Citations

Inconscient collectif et désir infantile

“Le monde symbolique peut servir à éviter la confrontation avec ces aspects de la réalité que sont le deuil, les carences qui ne seront jamais comblées, la mère à tout jamais perdue. Les images de mandala ou l’idée de la conjonction des opposés peuvent masquer la réalité d’un clivage.

Jung a très bien vu que la relation à l’inconscient collectif relève du désir d’inceste. […] Il a nommé ce désir «retour à la mère».

Or, la pratique analytique montre que le retour à la mère sous la forme d’un monde symbolique peut conduire à ne jamais se séparer de la mère réelle. Jung lui-même en dénonce le danger lorsqu’il commente les poèmes d’Hölderlin dans les Métamorphoses.

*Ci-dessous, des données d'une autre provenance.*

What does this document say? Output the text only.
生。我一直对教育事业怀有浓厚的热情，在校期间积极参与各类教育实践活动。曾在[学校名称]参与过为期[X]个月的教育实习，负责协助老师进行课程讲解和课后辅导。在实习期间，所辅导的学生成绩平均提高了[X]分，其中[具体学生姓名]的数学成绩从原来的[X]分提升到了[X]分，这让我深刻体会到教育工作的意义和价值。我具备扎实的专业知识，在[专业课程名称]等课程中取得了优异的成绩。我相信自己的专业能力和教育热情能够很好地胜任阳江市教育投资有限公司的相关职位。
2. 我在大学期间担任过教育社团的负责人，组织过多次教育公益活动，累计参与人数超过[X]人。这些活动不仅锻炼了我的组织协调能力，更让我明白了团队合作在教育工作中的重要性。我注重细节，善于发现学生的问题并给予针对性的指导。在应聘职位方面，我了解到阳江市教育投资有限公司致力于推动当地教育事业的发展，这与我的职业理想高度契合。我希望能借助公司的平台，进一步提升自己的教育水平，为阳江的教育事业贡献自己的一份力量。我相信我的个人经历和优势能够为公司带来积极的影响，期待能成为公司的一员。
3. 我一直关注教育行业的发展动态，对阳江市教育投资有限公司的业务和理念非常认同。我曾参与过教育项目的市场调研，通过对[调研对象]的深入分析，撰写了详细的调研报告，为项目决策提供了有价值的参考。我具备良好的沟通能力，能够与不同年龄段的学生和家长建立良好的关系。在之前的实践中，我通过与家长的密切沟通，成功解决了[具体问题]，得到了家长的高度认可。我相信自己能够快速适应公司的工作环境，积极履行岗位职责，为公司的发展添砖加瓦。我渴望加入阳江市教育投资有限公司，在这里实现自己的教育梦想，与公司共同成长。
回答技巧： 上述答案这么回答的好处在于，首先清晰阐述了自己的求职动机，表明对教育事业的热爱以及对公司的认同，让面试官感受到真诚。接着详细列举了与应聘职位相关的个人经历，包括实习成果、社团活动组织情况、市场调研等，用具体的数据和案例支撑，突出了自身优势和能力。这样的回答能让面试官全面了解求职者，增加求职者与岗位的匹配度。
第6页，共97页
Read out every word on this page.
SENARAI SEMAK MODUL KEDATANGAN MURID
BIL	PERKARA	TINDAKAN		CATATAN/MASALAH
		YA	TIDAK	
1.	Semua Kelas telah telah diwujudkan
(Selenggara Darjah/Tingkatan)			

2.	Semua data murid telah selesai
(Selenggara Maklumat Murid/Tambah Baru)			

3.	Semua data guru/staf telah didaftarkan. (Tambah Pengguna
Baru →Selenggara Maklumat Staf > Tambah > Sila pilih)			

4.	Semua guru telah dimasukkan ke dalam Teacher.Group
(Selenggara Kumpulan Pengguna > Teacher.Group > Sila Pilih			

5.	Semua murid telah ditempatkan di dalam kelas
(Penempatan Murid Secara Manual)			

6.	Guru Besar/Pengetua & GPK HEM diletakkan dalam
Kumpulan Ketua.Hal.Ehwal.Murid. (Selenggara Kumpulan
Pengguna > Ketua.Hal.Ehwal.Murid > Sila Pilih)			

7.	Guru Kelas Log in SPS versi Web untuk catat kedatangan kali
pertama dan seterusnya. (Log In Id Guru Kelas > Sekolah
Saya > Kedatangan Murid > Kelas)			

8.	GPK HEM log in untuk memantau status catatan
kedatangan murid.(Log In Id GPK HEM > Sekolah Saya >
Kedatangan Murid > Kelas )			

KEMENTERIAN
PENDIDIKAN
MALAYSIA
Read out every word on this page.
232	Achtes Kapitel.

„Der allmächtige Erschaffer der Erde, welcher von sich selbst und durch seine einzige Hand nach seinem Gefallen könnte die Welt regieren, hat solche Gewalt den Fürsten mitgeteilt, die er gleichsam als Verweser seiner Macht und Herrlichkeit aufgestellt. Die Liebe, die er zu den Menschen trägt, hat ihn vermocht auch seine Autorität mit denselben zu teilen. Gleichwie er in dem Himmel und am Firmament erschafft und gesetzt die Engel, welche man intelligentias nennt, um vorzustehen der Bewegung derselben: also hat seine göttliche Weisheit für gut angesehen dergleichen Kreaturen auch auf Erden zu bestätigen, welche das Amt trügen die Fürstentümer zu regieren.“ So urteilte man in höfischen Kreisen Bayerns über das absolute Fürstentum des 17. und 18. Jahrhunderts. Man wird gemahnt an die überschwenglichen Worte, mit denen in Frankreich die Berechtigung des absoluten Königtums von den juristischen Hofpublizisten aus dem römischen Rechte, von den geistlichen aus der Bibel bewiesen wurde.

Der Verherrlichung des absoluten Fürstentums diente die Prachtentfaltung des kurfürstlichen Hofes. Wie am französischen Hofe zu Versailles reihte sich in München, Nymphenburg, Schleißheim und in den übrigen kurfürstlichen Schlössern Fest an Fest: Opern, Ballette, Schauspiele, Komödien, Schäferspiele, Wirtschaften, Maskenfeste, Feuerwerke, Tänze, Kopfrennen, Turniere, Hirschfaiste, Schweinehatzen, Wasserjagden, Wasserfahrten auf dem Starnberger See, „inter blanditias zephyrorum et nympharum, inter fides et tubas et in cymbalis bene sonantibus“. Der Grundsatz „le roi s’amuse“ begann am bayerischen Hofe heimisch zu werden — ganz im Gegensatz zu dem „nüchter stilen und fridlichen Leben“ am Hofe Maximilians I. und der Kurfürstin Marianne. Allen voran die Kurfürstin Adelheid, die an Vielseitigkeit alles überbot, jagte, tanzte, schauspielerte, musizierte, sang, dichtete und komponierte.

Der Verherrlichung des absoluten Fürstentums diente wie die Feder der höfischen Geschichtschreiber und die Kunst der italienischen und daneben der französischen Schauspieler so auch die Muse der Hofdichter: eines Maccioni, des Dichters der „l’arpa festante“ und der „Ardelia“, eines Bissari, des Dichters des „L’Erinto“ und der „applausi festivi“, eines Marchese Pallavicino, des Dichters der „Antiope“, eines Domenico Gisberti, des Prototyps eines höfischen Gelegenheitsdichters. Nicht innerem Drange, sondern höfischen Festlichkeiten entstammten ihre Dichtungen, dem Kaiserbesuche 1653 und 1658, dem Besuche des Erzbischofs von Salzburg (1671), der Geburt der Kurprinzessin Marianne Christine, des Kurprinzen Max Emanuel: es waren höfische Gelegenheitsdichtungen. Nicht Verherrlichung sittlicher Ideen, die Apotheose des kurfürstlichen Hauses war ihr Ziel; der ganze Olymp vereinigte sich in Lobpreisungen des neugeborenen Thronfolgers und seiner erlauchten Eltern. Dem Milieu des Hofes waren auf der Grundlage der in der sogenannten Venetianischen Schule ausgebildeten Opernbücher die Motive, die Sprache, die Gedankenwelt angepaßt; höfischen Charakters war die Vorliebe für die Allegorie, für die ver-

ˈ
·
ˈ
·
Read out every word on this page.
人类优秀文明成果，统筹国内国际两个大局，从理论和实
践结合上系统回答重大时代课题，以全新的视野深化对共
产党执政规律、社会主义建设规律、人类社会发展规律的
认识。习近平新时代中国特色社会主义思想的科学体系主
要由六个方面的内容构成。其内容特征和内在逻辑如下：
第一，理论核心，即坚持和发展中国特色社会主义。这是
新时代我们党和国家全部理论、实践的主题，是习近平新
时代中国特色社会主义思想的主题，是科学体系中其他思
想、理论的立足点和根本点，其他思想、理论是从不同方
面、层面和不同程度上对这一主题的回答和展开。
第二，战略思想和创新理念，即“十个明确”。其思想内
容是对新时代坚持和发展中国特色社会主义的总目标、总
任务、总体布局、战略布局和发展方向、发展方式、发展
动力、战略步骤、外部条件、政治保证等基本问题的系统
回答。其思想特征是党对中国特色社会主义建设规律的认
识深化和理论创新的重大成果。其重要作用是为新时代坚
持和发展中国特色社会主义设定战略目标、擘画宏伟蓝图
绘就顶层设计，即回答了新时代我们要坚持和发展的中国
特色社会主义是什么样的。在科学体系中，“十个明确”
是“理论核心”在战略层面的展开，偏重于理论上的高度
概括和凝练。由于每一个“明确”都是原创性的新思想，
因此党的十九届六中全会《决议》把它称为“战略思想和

«Quand le poète rêve qu’il est avec la rose dans le sein maternel de la nature, le fait psychologique est qu’il se trouve près de sa mère. Là est l’éternelle germination et l’éternel renouvellement, une vie en puissance qui a tout devant elle, qui renferme en elle toutes les possibilités de réalisation, sans être assujettie au tourment de sa formation… Hölderlin ne put jamais oublier cette première et suprême félicité dont l’image l’écarta de la vie réelle» (p. 653).

«Dans la profondeur demeure la sagesse, la sagesse de la mère; quand on est uni à elle, l’esprit pressent des choses plus profondes, des images et des forces primordiales qui gisent au fond de tout ce qui vit et en forment la matrice nourricière, conservatrice et créatrice. Dans sa maladive extase, le poète sent abondamment la grandeur de ce qu’il voit ; mais il ne tient plus guère à mener à la clarté du jour ce qu’il a découvert dans la profondeur» (p. 671).

«Ce que le poète aperçoit dans la profondeur volcanique, c’est “l’esprit” comme il fut toujours, donc la totalité des formes premières d’où surgissent les images archétypiques. Dans ce monde de l’inconscient collectif, c’est un type, semble-t-il, qui a l’importance principale et qui s’exprime par le personnage du héros divin» (p. 672).

«Le poème de Hölderlin fait entendre une douloureuse plainte qui nous laisse prévoir qu’à sa descente vers les ombres ne succédera nulle résurrection en ce monde-ci» (p. 672). «Il voudrait suivre le héros, le type idéal dont il a vaguement l’idée, et partager son sort» (p. 661).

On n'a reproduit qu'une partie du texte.